The story itself is more complicated than expected, as while Hook hides and tries to make his way to safety, the Nationalists hunting him are also plotting to overthrow their leadership and the Army is hindered in their search by the undercover agents, who would prefer Hook dead because he may have witnessed part of their operation. Keeping track of the various agendas isn’t helped by forgettable players and difficult dialogue.
I wasn’t very impressed with O’Connell in ‘Unbroken’ and he hasn’t managed to change my mind here. I found his portrayal of Hook frustrating and annoying. I can understand that the character was frightened, panicked, and alone, but O’Connell also made him limp and child-like. He spent most of the film with wide eyes and his mouth open in an awed little pout that entirely negated the first few minutes of brutal army training.
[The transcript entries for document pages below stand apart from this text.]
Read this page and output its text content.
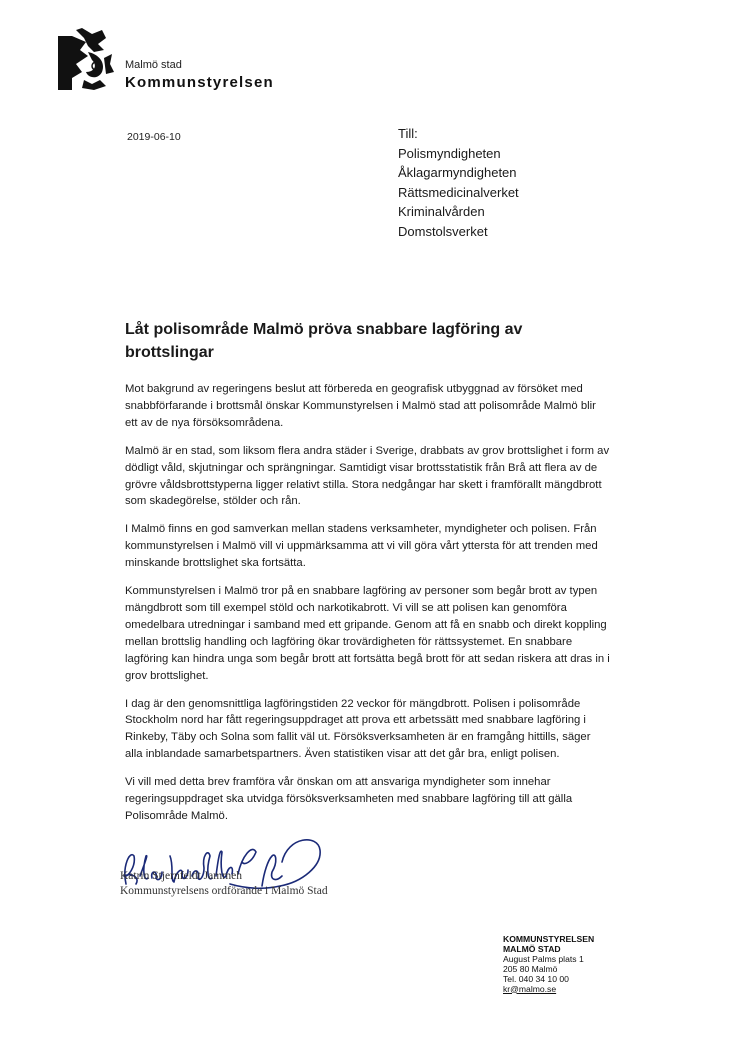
Malmö stad
Kommunstyrelsen
2019-06-10	Till:
Polismyndigheten
Åklagarmyndigheten
Rättsmedicinalverket
Kriminalvården
Domstolsverket
Låt polisområde Malmö pröva snabbare lagföring av brottslingar

Mot bakgrund av regeringens beslut att förbereda en geografisk utbyggnad av försöket med snabbförfarande i brottsmål önskar Kommunstyrelsen i Malmö stad att polisområde Malmö blir ett av de nya försöksområdena.

Malmö är en stad, som liksom flera andra städer i Sverige, drabbats av grov brottslighet i form av dödligt våld, skjutningar och sprängningar. Samtidigt visar brottsstatistik från Brå att flera av de grövre våldsbrottstyperna ligger relativt stilla. Stora nedgångar har skett i framförallt mängdbrott som skadegörelse, stölder och rån.

I Malmö finns en god samverkan mellan stadens verksamheter, myndigheter och polisen. Från kommunstyrelsen i Malmö vill vi uppmärksamma att vi vill göra vårt yttersta för att trenden med minskande brottslighet ska fortsätta.

Kommunstyrelsen i Malmö tror på en snabbare lagföring av personer som begår brott av typen mängdbrott som till exempel stöld och narkotikabrott. Vi vill se att polisen kan genomföra omedelbara utredningar i samband med ett gripande. Genom att få en snabb och direkt koppling mellan brottslig handling och lagföring ökar trovärdigheten för rättssystemet. En snabbare lagföring kan hindra unga som begår brott att fortsätta begå brott för att sedan riskera att dras in i grov brottslighet.

I dag är den genomsnittliga lagföringstiden 22 veckor för mängdbrott. Polisen i polisområde Stockholm nord har fått regeringsuppdraget att prova ett arbetssätt med snabbare lagföring i Rinkeby, Täby och Solna som fallit väl ut. Försöksverksamheten är en framgång hittills, säger alla inblandade samarbetspartners. Även statistiken visar att det går bra, enligt polisen.

Vi vill med detta brev framföra vår önskan om att ansvariga myndigheter som innehar regeringsuppdraget ska utvidga försöksverksamheten med snabbare lagföring till att gälla Polisområde Malmö.

Katrin Stjernfeldt Jammeh
Kommunstyrelsens ordförande i Malmö Stad
KOMMUNSTYRELSEN
MALMÖ STAD
August Palms plats 1
205 80 Malmö
Tel. 040 34 10 00
kr@malmo.se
Is he a soldier or a scared child? That was most likely the point and the film was challenging us to draw those parallels of corrupted childhood, however, I’m sure there would have been less distracting methods of doing it. Surely a Best Director winner could have found a way. Also frustrating are the overly long scenes of dazed disorientation as Hook runs from pursuers or stumbles away from explosions. The same visceral effect could have been achieved with a shorter scene that didn’t result in having to look away from the screen.
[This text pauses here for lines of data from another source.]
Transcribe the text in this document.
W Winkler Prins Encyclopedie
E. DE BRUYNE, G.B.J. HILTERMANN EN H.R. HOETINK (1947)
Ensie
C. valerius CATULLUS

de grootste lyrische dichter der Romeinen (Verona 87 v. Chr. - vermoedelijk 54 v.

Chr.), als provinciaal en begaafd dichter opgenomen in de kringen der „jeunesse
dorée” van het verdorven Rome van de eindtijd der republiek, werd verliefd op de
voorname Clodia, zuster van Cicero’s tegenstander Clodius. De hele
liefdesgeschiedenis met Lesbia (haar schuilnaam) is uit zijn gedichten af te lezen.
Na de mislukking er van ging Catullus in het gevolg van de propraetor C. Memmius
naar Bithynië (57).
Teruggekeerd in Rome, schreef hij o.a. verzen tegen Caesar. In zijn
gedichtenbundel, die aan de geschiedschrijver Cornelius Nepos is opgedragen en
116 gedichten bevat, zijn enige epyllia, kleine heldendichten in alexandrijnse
This is a violent film, but unlike most action blockbusters, the violence is uncomfortably realistic, and deliberately so.
The real stand out performer is Corey McKinley as Billy, who while only on screen a short time makes a lasting impression as a Loyalist boy, swearing and drinking and holding his own. I wouldn’t be surprised if we start to see a lot more of him. Also worthy of mention is Sean Harris (‘Prometheus’) who plays undercover Captain Browning with a creepy lack of remorse.
It isn’t all bad: the score is great, effectively enhancing tension and danger; performances from the supporting cast are very good, and apart from what’s mentioned above, direction and editing are decent. Pacing is very good with the film maintaining a brutal momentum throughout, and it ignores the standard war-film tropes in favour of a gritty noir feel. ‘71’ is a very educational film; it’s touching and horrifying. There are no good guys or bad guys, with each side equally reprehensible. Unfortunately, the film fails to draw out an emotional attachment to the protagonist, and the ending is rather soft, if realistic. There’s nothing really special about it; it’s just okay.
If you’re interested in an un-Hollywood-ised portrayal of urban warfare and survival, then ‘71’ is worth a look. Otherwise, it’s not a film to see for enjoyment.